Reading Marcus’s recent blog entry, which you can find here, I had a few thoughts, which are actually not really any different from wot ‘e said, but nonetheless I’m going to shout them at you all because I am truly wonderful like that. Or not.
So, England. In reference to various local shows and such, or the whole folk festival thing, and as usual the fact that it’s summer turning to autumn and everything is just beautiful – I’ve been thinking about this quite a lot of late. Not, as Marcus said, the whole ‘bloody forriners and immigrants stealing all our jobs’ flag-waving BNP false nostalgia politicised insanity thing, but literally, an appreciation for a time when most of us lived in the countryside rather than the city, a love for how bloody beautiful this country is, honestly, look out of your window, drive out of your city, get into the Peaks or the South Downs or Dorset or Devon or the Fens and tell me this isn’t heartbreakingly beautiful, rain or shine, dark or light.
And the whole thing. The traditions, the Sunday roast thing, the fairs and the markets and the regional accents and the superstitions and the characteristics which define us as a group of people (not always necessarily positive but ours nonetheless), the strange regional surnames and foods and things, the weather, terribly English manners, all of it.
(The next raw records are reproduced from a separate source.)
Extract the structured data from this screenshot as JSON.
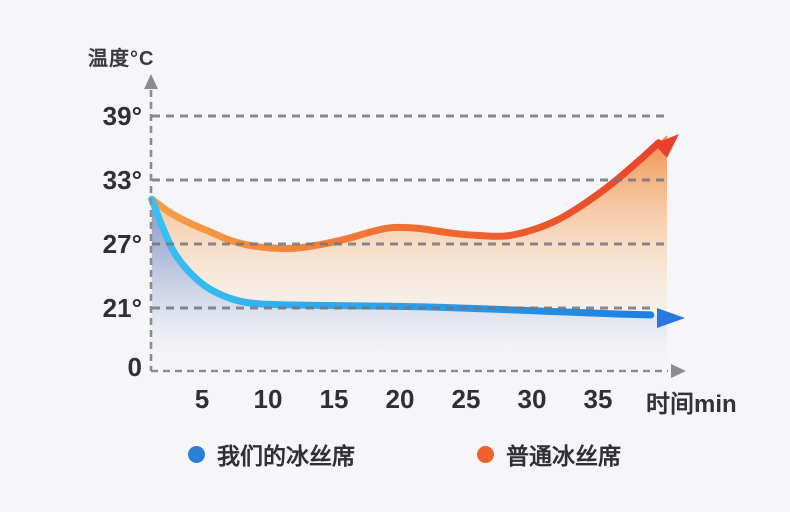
{
  "colors": {
    "background": "#f6f6f8",
    "grid": "#74747d",
    "axis": "#8b8b93",
    "text": "#2f2f35",
    "blue_legend": "#2b7fd9",
    "orange_legend": "#f0622c"
  },
  "chart_data": {
    "type": "area",
    "title": "",
    "ylabel": "温度°C",
    "xlabel": "时间min",
    "x_unit": "min",
    "y_unit": "°C",
    "grid": "dashed-horizontal",
    "legend_position": "bottom",
    "x_ticks": [
      5,
      10,
      15,
      20,
      25,
      30,
      35
    ],
    "y_ticks": [
      {
        "label": "39°",
        "value": 39
      },
      {
        "label": "33°",
        "value": 33
      },
      {
        "label": "27°",
        "value": 27
      },
      {
        "label": "21°",
        "value": 21
      },
      {
        "label": "0",
        "value": 0
      }
    ],
    "xlim": [
      0,
      40
    ],
    "ylim_shown": [
      0,
      39
    ],
    "series": [
      {
        "name": "我们的冰丝席",
        "legend_color": "#2b7fd9",
        "line_colors": [
          "#38c0f2",
          "#1b7fe2"
        ],
        "arrow_color": "#2878e0",
        "points": [
          [
            1.2,
            31.2
          ],
          [
            2.0,
            28.6
          ],
          [
            3.0,
            26.0
          ],
          [
            4.5,
            23.8
          ],
          [
            6.0,
            22.5
          ],
          [
            8.0,
            21.6
          ],
          [
            10.0,
            21.35
          ],
          [
            13.0,
            21.25
          ],
          [
            17.0,
            21.2
          ],
          [
            22.0,
            21.1
          ],
          [
            27.0,
            20.9
          ],
          [
            31.0,
            20.7
          ],
          [
            35.0,
            20.5
          ],
          [
            39.0,
            20.35
          ]
        ]
      },
      {
        "name": "普通冰丝席",
        "legend_color": "#f0622c",
        "line_colors": [
          "#f5a049",
          "#ef6a2e",
          "#e8432a"
        ],
        "arrow_color": "#e8432a",
        "points": [
          [
            1.2,
            31.2
          ],
          [
            2.5,
            30.0
          ],
          [
            4.0,
            29.0
          ],
          [
            5.5,
            28.2
          ],
          [
            7.0,
            27.4
          ],
          [
            8.5,
            26.9
          ],
          [
            10.0,
            26.65
          ],
          [
            12.0,
            26.6
          ],
          [
            14.0,
            26.95
          ],
          [
            16.0,
            27.5
          ],
          [
            18.0,
            28.2
          ],
          [
            19.5,
            28.55
          ],
          [
            21.5,
            28.45
          ],
          [
            24.0,
            28.0
          ],
          [
            26.0,
            27.8
          ],
          [
            28.0,
            27.75
          ],
          [
            30.0,
            28.3
          ],
          [
            32.0,
            29.3
          ],
          [
            34.0,
            30.8
          ],
          [
            36.0,
            32.6
          ],
          [
            38.0,
            34.7
          ],
          [
            39.6,
            36.5
          ]
        ]
      }
    ]
  }
}
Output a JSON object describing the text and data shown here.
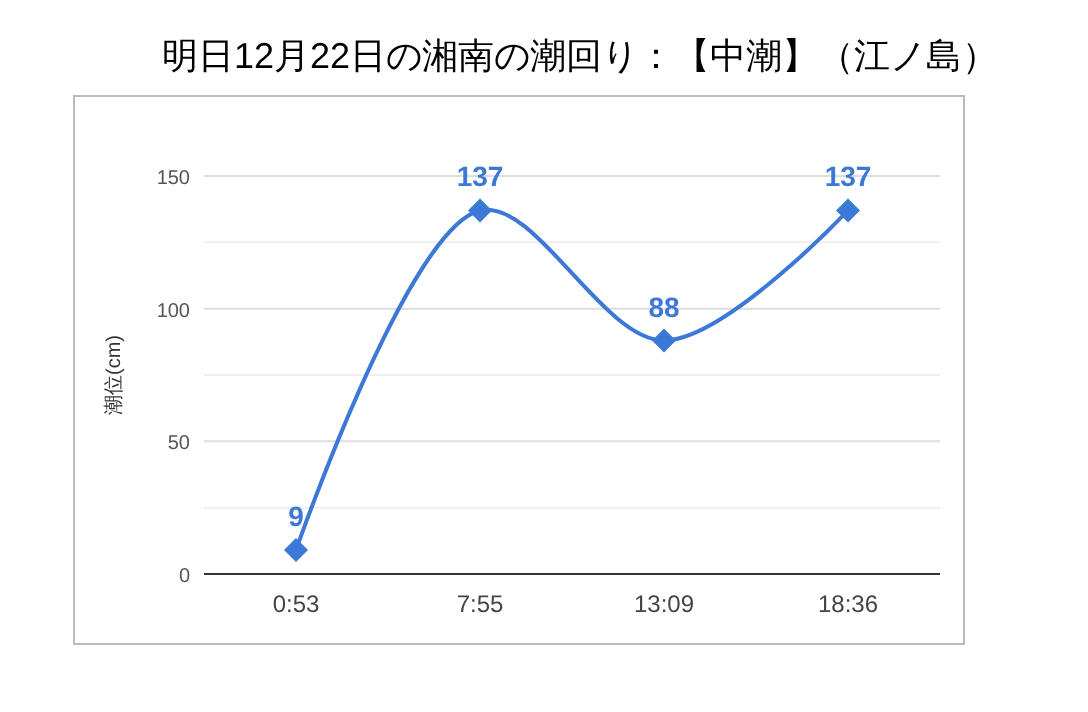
{
  "chart_data": {
    "type": "line",
    "title": "明日12月22日の湘南の潮回り：【中潮】（江ノ島）",
    "ylabel": "潮位(cm)",
    "categories": [
      "0:53",
      "7:55",
      "13:09",
      "18:36"
    ],
    "series": [
      {
        "color": "#3c78d8",
        "values": [
          9,
          137,
          88,
          137
        ]
      }
    ],
    "ylim": [
      0,
      150
    ],
    "yticks": [
      0,
      {
        "value": 25,
        "label": null
      },
      50,
      {
        "value": 75,
        "label": null
      },
      100,
      {
        "value": 125,
        "label": null
      },
      150
    ],
    "grid": "y",
    "marker": "diamond",
    "line_style": "solid",
    "data_labels": true
  }
}
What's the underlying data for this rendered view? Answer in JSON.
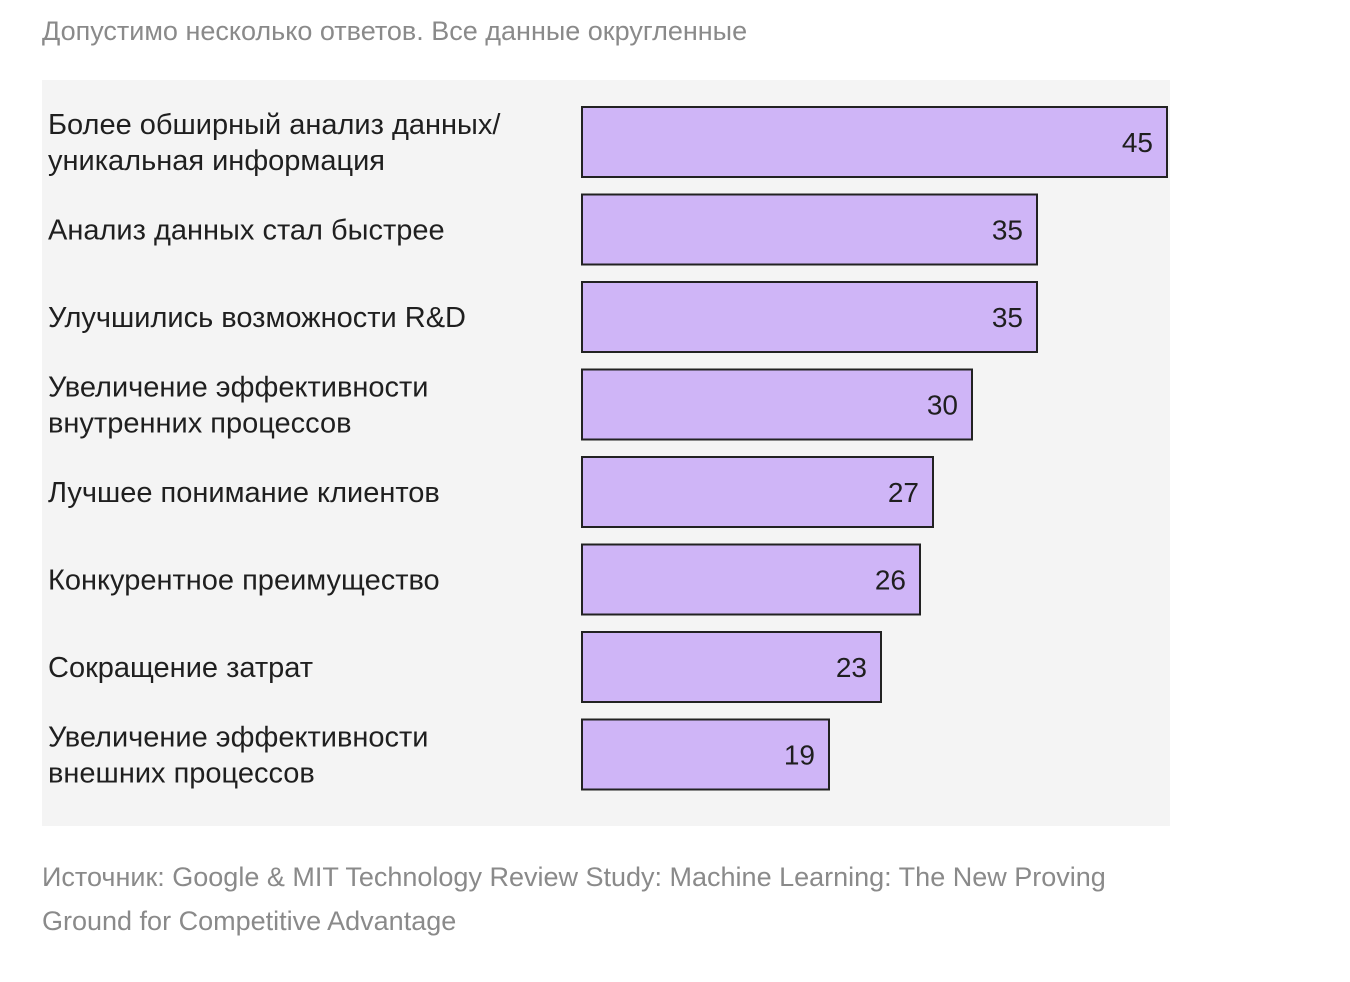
{
  "note": "Допустимо несколько ответов. Все данные округленные",
  "source": "Источник: Google & MIT Technology Review Study: Machine Learning: The New Proving Ground for Competitive Advantage",
  "colors": {
    "bar_fill": "#cfb5f7",
    "bar_stroke": "#222222",
    "panel_bg": "#f4f4f4",
    "label_text": "#1f1f1f",
    "muted_text": "#8a8a8a"
  },
  "chart_data": {
    "type": "bar",
    "orientation": "horizontal",
    "title": "",
    "xlabel": "",
    "ylabel": "",
    "xlim": [
      0,
      45
    ],
    "grid": false,
    "legend": "none",
    "categories": [
      [
        "Более обширный анализ данных/",
        "уникальная информация"
      ],
      [
        "Анализ данных стал быстрее"
      ],
      [
        "Улучшились возможности R&D"
      ],
      [
        "Увеличение эффективности",
        "внутренних процессов"
      ],
      [
        "Лучшее понимание клиентов"
      ],
      [
        "Конкурентное преимущество"
      ],
      [
        "Сокращение затрат"
      ],
      [
        "Увеличение эффективности",
        "внешних процессов"
      ]
    ],
    "values": [
      45,
      35,
      35,
      30,
      27,
      26,
      23,
      19
    ],
    "value_labels": [
      "45",
      "35",
      "35",
      "30",
      "27",
      "26",
      "23",
      "19"
    ]
  }
}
The kinds of women that still run the fete, man the choir stalls, do the flowers at Church, set up choirs and orchestras and amateur dramatics and local music festivals in town halls, that invite underpriveleged city children to their country piles because everyone needs a holiday from time to time. Plums and damsons and oh! Jam! made from all these things. Blackberries. The smallest, newest allotment potatoes. It’s all still there, England, the way we idealise it, at least in bits: the carol service I go to every year (and no I am not going to tell you about it, it’s too special, I don’t want all of you showing up and ruining it for me). Get on a train or a bus to anywhere and just look out the window, seriously. I love this country, always have, and yes, I’m a dirty Guardian-reading liberal, but I want my flag back, I want to be able to call myself a patriot, and mean only good things by that.
And The Collapse. In other words, what happens when the world ends? Some kind of environmental crisis. All the bees die, the world heats up too much, we run out of oil, and suddenly, that’s it, civilisation is over, and only a smattering of survivors pick through the ruins. This idea terrifies me. I partly want to be there to see how I’d cope, but in the main I am terrified, and I want no part in it except to try and stop that from happening. And stop it won’t. Here is George Monbiot debating with Paul Kingsnorth on the matter. One way or another, things are going to change, and it will be change for the worse.
What really, really scares me, and what makes me feel pre-emptively pretty guilty, is actually the idea that one day I’ll have children, and first of all, I’m bringing them into a world that is ending, and secondly, what if they live to see that end? Either way it’s not much to give them, is it – a world in chaos, or a world that has collapsed altogether? How can I possibly live with myself bringing children into such a world? But of course I’m a human being, it’s the genetic imperative, and the idea that the world might end in their lifetime somehow makes that even stronger – I want to have children who, as adults, will make it through, will start to build a new civilisation, and who will hopefully do it far better than our ancestors managed.
Better still I’d rather that they didn’t have to do any of those things, that they would grow up to go to nice schools ,wear nice clothes, have nice bicycles, eat tea and teacakes, play football, do ballet, ride horses, learn to grow things they can eat, and cook the things they grow, and bring their own children up in time playing cricket and listening to the songs you only really hear now in village halls on a Monday evening lisped out by six-year-olds, ancient songs of love and longing and journeys and deaths and lives, I imagine them singing those songs at parties at dusk with a bonfire and good ale, a simpler, more sustainable life; I want the world to be somehow sorted out for them so that they live in a way that can be kept going for centuries, that is beautiful.
Oh hell, I’m emotional today. Apologies.